What right does any government have to do this?
Compounding the issue is the regressive nature of property taxes, placing a disproportionate burden on those with less disposable income. They are so, for the simple reason that property taxes often consume a higher percentage of a lower income budget than they do of a higher income budget.
As the USA Today article explains, when the assessed value of homes — i.e. paper wealth — goes up, as it has with the housing boom these past few years, but liquid incomes do not go up nearly so much, suddenly lots of lower and middle income homeowners are in serious jeopardy of losing their homes. The current situation is even worse, because the market price of homes has gone down in recent years, but the tax assessment in most cases lags behind, assessing homes at a higher value than the market says they are worth.

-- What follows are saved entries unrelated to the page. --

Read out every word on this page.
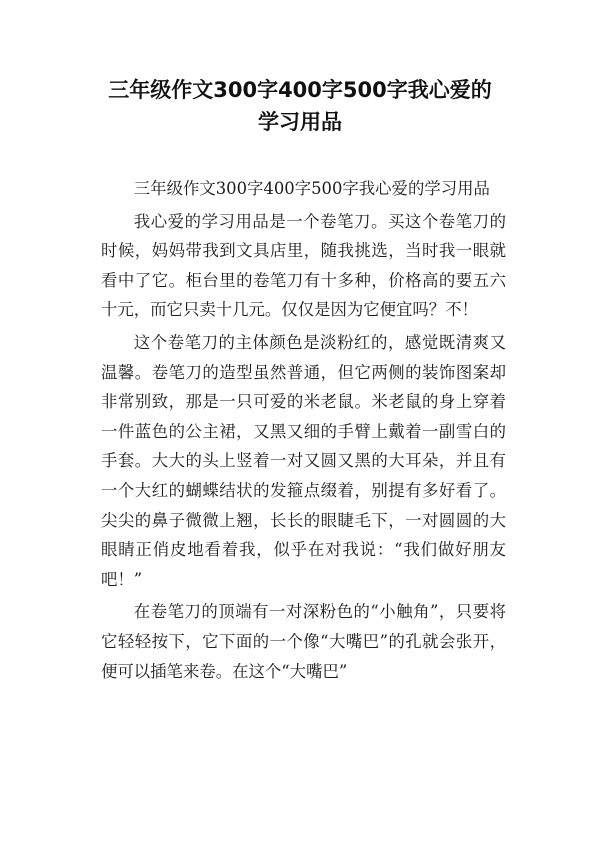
三年级作文300字400字500字我心爱的学习用品

三年级作文300字400字500字我心爱的学习用品

我心爱的学习用品是一个卷笔刀。买这个卷笔刀的时候，妈妈带我到文具店里，随我挑选，当时我一眼就看中了它。柜台里的卷笔刀有十多种，价格高的要五六十元，而它只卖十几元。仅仅是因为它便宜吗？不！

这个卷笔刀的主体颜色是淡粉红的，感觉既清爽又温馨。卷笔刀的造型虽然普通，但它两侧的装饰图案却非常别致，那是一只可爱的米老鼠。米老鼠的身上穿着一件蓝色的公主裙，又黑又细的手臂上戴着一副雪白的手套。大大的头上竖着一对又圆又黑的大耳朵，并且有一个大红的蝴蝶结状的发箍点缀着，别提有多好看了。尖尖的鼻子微微上翘，长长的眼睫毛下，一对圆圆的大眼睛正俏皮地看着我，似乎在对我说：“我们做好朋友吧！”

在卷笔刀的顶端有一对深粉色的“小触角”，只要将它轻轻按下，它下面的一个像“大嘴巴”的孔就会张开，便可以插笔来卷。在这个“大嘴巴”
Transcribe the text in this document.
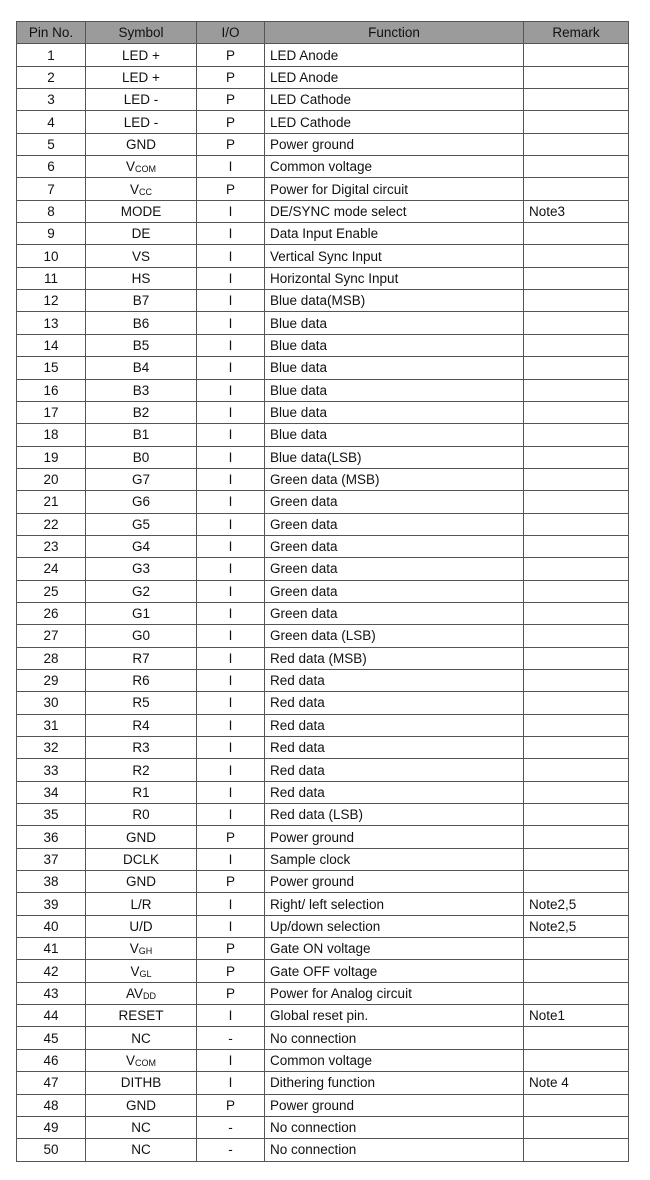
Pin No.	Symbol	I/O	Function	Remark
1	LED +	P	LED Anode	
2	LED +	P	LED Anode	
3	LED -	P	LED Cathode	
4	LED -	P	LED Cathode	
5	GND	P	Power ground	
6	$V_{COM}$	I	Common voltage	
7	$V_{CC}$	P	Power for Digital circuit	
8	MODE	I	DE/SYNC mode select	Note3
9	DE	I	Data Input Enable	
10	VS	I	Vertical Sync Input	
11	HS	I	Horizontal Sync Input	
12	B7	I	Blue data(MSB)	
13	B6	I	Blue data	
14	B5	I	Blue data	
15	B4	I	Blue data	
16	B3	I	Blue data	
17	B2	I	Blue data	
18	B1	I	Blue data	
19	B0	I	Blue data(LSB)	
20	G7	I	Green data (MSB)	
21	G6	I	Green data	
22	G5	I	Green data	
23	G4	I	Green data	
24	G3	I	Green data	
25	G2	I	Green data	
26	G1	I	Green data	
27	G0	I	Green data (LSB)	
28	R7	I	Red data (MSB)	
29	R6	I	Red data	
30	R5	I	Red data	
31	R4	I	Red data	
32	R3	I	Red data	
33	R2	I	Red data	
34	R1	I	Red data	
35	R0	I	Red data (LSB)	
36	GND	P	Power ground	
37	DCLK	I	Sample clock	
38	GND	P	Power ground	
39	L/R	I	Right/ left selection	Note2,5
40	U/D	I	Up/down selection	Note2,5
41	$V_{GH}$	P	Gate ON voltage	
42	$V_{GL}$	P	Gate OFF voltage	
43	$AV_{DD}$	P	Power for Analog circuit	
44	RESET	I	Global reset pin.	Note1
45	NC	-	No connection	
46	$V_{COM}$	I	Common voltage	
47	DITHB	I	Dithering function	Note 4
48	GND	P	Power ground	
49	NC	-	No connection	
50	NC	-	No connection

Even the liberal American Association of Retired Persons has come out against property taxes for this reason, including in their national policy the following statement:
“Property tax is the single most burdensome tax for many low-income and older persons. States should broaden their method of financing public education, thereby taking some of the burden off the regressive property tax.”

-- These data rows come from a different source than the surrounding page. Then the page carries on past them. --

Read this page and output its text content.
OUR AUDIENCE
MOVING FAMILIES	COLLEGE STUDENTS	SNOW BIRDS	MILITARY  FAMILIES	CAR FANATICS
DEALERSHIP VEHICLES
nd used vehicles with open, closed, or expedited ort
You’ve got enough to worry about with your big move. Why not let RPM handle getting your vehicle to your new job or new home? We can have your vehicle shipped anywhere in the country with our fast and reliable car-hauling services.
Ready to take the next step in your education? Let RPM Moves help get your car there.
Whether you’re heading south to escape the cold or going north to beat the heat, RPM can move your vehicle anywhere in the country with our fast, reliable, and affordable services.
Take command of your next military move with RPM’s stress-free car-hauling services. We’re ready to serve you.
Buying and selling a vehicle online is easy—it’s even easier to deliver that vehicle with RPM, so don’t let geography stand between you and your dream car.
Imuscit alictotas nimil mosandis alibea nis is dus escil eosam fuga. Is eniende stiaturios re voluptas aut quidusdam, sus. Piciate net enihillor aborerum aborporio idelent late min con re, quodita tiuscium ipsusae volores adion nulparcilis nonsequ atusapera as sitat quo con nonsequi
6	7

Through the proliferation of property taxes we have undermined our property rights, turning on its head the understanding America’s Founders had of the concept and its importance. Consider the words of James Madison, from his magnificent letter, “On Property”:
“Government is instituted to protect property of every sort; as well that which lies in the various rights of individuals, as that which the term particularly expresses. This being the end of government, that alone is a just government, which impartially secures to every man, whatever is his own.”
The emphases are Madison’s. Note how he stresses the word “own.” Can we still say we truly own our homes? Your answer will depend on where you live.
The retort to be anticipated is this: taxes on property are the cost of living in a local community, providing for upkeep of roads, sewage systems, water and electrical lines, and police and fire services, among others. It is a social compact, if you will.
But this doesn’t make it better. Rather, this is an almost exact definition of medieval feudalism. Under this system, serfs were offered protection (the social services of the day) by the lord of the land in exchange for their labor on land leased from the lord. The feudal contract was a reciprocal agreement: in return for protection, the serf would reside upon and work a parcel of land held by his lord. The structure of the house was considered part of this land, and thus was not owned by the serf.
But the serf was fundamentally not free, nor did he own any property to which the lord did not have power over. And ultimately, the math for the exchange doesn’t add up.
Serfdom is not freedom. Nowhere is this seen more starkly than in the many thousands who lose their homes to the government through no fault of their own.
Given the link established by the Founders between homeownership and liberty, then, property taxes represent a fundamental abrogation of the American dream.